Accordingly, in a real estate market that is also depressed, the chances of selling a property for the amount financed tend to be remote.

In the case of movable property, case law exists to the effect that once a creditor has executed a guarantee, the balance of the loan not covered by the value of the asset or the security of contracts under Article 49, paragraph 3, of Law No. 11.101/2005 (contracts for the fiduciary transfer of assets) is unsecured debt, subject to judicial reorganisation.

In the same way as for real estate guarantees, the sale of movable property for the value of a loan is extremely unlikely, and the remaining debt will be included in the mass of unsecured creditors in a judicial reorganisation process.

Fiduciary assignment of debt under a trava bancária (sometimes translated into ‘banker padlock’, a loophole in the law allowing the receivables assigned to be excluded from a judicial reorganisation), in the form in which this is commonly used, represents abuse of economic power by the banks, since the law does not allow financial institutions to block even the sums to be used for repayment of maturities in a specific month.

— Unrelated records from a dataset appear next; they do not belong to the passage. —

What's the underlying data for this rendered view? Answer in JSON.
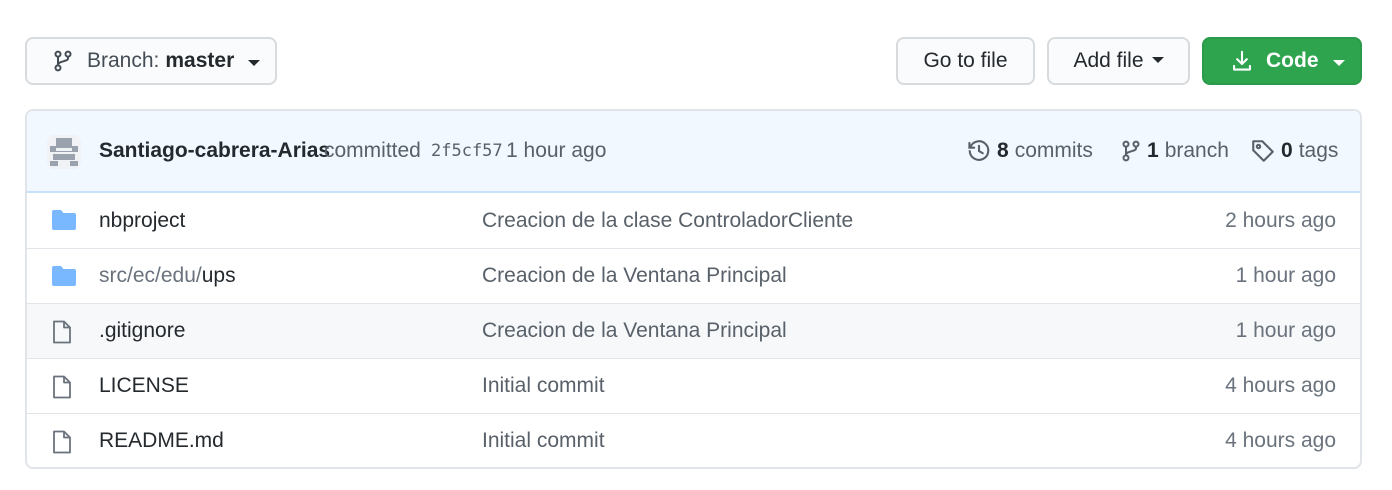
{
  "toolbar": {
    "branch_prefix": "Branch:",
    "branch_name": "master",
    "go_to_file": "Go to file",
    "add_file": "Add file",
    "code": "Code"
  },
  "latest_commit": {
    "author": "Santiago-cabrera-Arias",
    "action": "committed",
    "sha": "2f5cf57",
    "time": "1 hour ago"
  },
  "stats": {
    "commits_count": "8",
    "commits_label": "commits",
    "branches_count": "1",
    "branches_label": "branch",
    "tags_count": "0",
    "tags_label": "tags"
  },
  "files": [
    {
      "icon": "folder-icon",
      "name_prefix": "",
      "name": "nbproject",
      "message": "Creacion de la clase ControladorCliente",
      "age": "2 hours ago"
    },
    {
      "icon": "folder-icon",
      "name_prefix": "src/ec/edu/",
      "name": "ups",
      "message": "Creacion de la Ventana Principal",
      "age": "1 hour ago"
    },
    {
      "icon": "file-icon",
      "name_prefix": "",
      "name": ".gitignore",
      "message": "Creacion de la Ventana Principal",
      "age": "1 hour ago"
    },
    {
      "icon": "file-icon",
      "name_prefix": "",
      "name": "LICENSE",
      "message": "Initial commit",
      "age": "4 hours ago"
    },
    {
      "icon": "file-icon",
      "name_prefix": "",
      "name": "README.md",
      "message": "Initial commit",
      "age": "4 hours ago"
    }
  ],
  "colors": {
    "code_button": "#2ea44f",
    "commit_bar_bg": "#f1f8ff",
    "folder": "#79b8ff"
  }
}
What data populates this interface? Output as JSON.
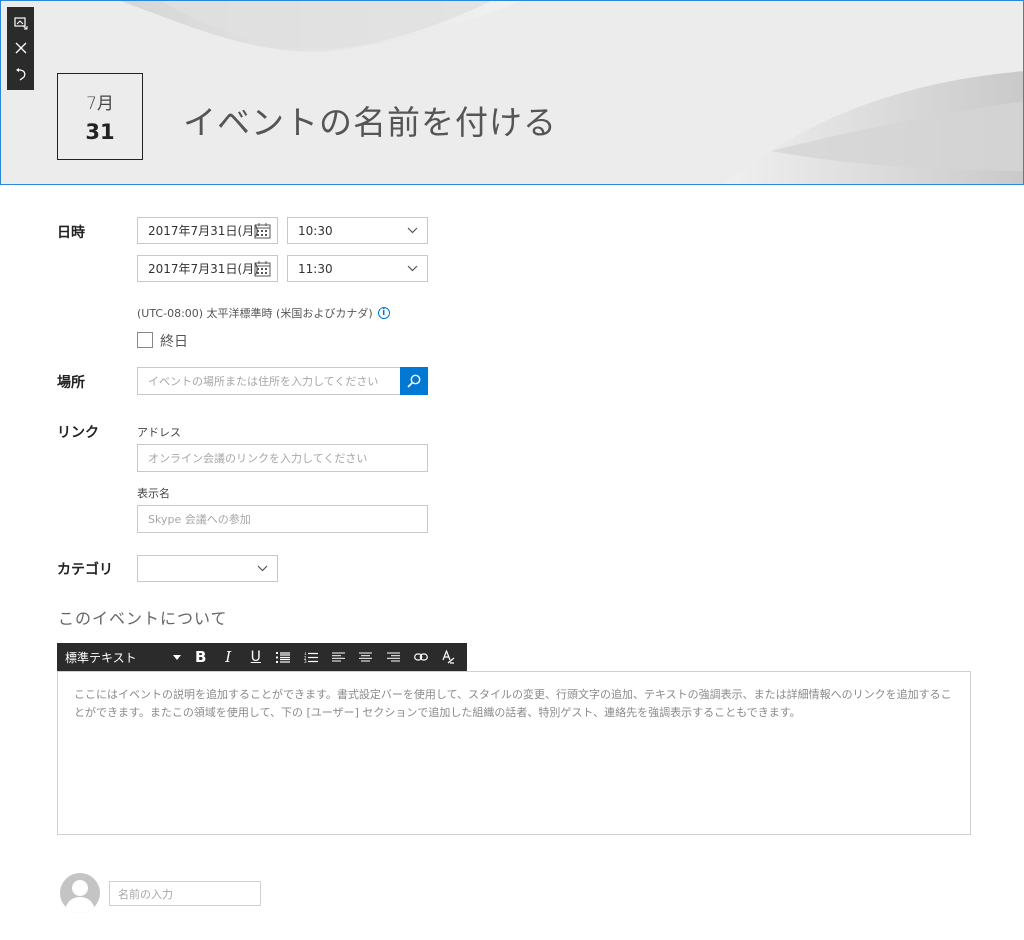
{
  "header": {
    "date_month": "7月",
    "date_day": "31",
    "title": "イベントの名前を付ける"
  },
  "edit_toolbar": {
    "icons": [
      "replace-image-icon",
      "close-icon",
      "undo-icon"
    ]
  },
  "datetime": {
    "label": "日時",
    "start_date": "2017年7月31日(月)",
    "start_time": "10:30",
    "end_date": "2017年7月31日(月)",
    "end_time": "11:30",
    "timezone": "(UTC-08:00) 太平洋標準時 (米国およびカナダ)",
    "all_day_label": "終日"
  },
  "location": {
    "label": "場所",
    "placeholder": "イベントの場所または住所を入力してください"
  },
  "link": {
    "label": "リンク",
    "address_label": "アドレス",
    "address_placeholder": "オンライン会議のリンクを入力してください",
    "display_label": "表示名",
    "display_placeholder": "Skype 会議への参加"
  },
  "category": {
    "label": "カテゴリ",
    "value": ""
  },
  "about": {
    "title": "このイベントについて",
    "style_select": "標準テキスト",
    "toolbar_buttons": [
      "bold-icon",
      "italic-icon",
      "underline-icon",
      "bullet-list-icon",
      "numbered-list-icon",
      "align-left-icon",
      "align-center-icon",
      "align-right-icon",
      "link-icon",
      "clear-format-icon"
    ],
    "body_placeholder": "ここにはイベントの説明を追加することができます。書式設定バーを使用して、スタイルの変更、行頭文字の追加、テキストの強調表示、または詳細情報へのリンクを追加することができます。またこの領域を使用して、下の [ユーザー] セクションで追加した組織の話者、特別ゲスト、連絡先を強調表示することもできます。"
  },
  "author": {
    "name_placeholder": "名前の入力"
  },
  "colors": {
    "accent": "#0078d4",
    "toolbar_bg": "#2b2b2b",
    "banner_bg": "#ececec"
  }
}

The surplus must be transferred to the debtor, or the transaction will be jeopardised. The courts should therefore review the trava bancária.

Another highly controversial issue is the fiduciary assignment of future credit, and this should be more thoroughly examined by the courts. There should be a case-by-case assessment of existing agreements under which repayments are to be made in the future, provided that the legal requirements are met and that the trava bancária is not used abusively. As for receivables that do not yet exist, it is obvious that they should be formally assigned and the assignment registered.

Finally, according to a decision rendered on 7 February 2016 by the 2nd Bankruptcy Court of the City of São Paulo, foreign financial institutions which are not registered to operate in Brazil are not entitled to obtain fiduciary guarantees which were declared null and void by the judge.

Thus the courts have been creating very clear rules which, although not making loans any less onerous, should be adopted by the banks; and if this happens, the result should be more flexibility by the financial institutions in renegotiating debts.

Instead of handing the keys to their business to the bank, company owners should be looking for competent professionals to advise them and help them identify the best renegotiation options. So the time has come to renegotiate debt, without waiting for a real fall in the SELIC rate.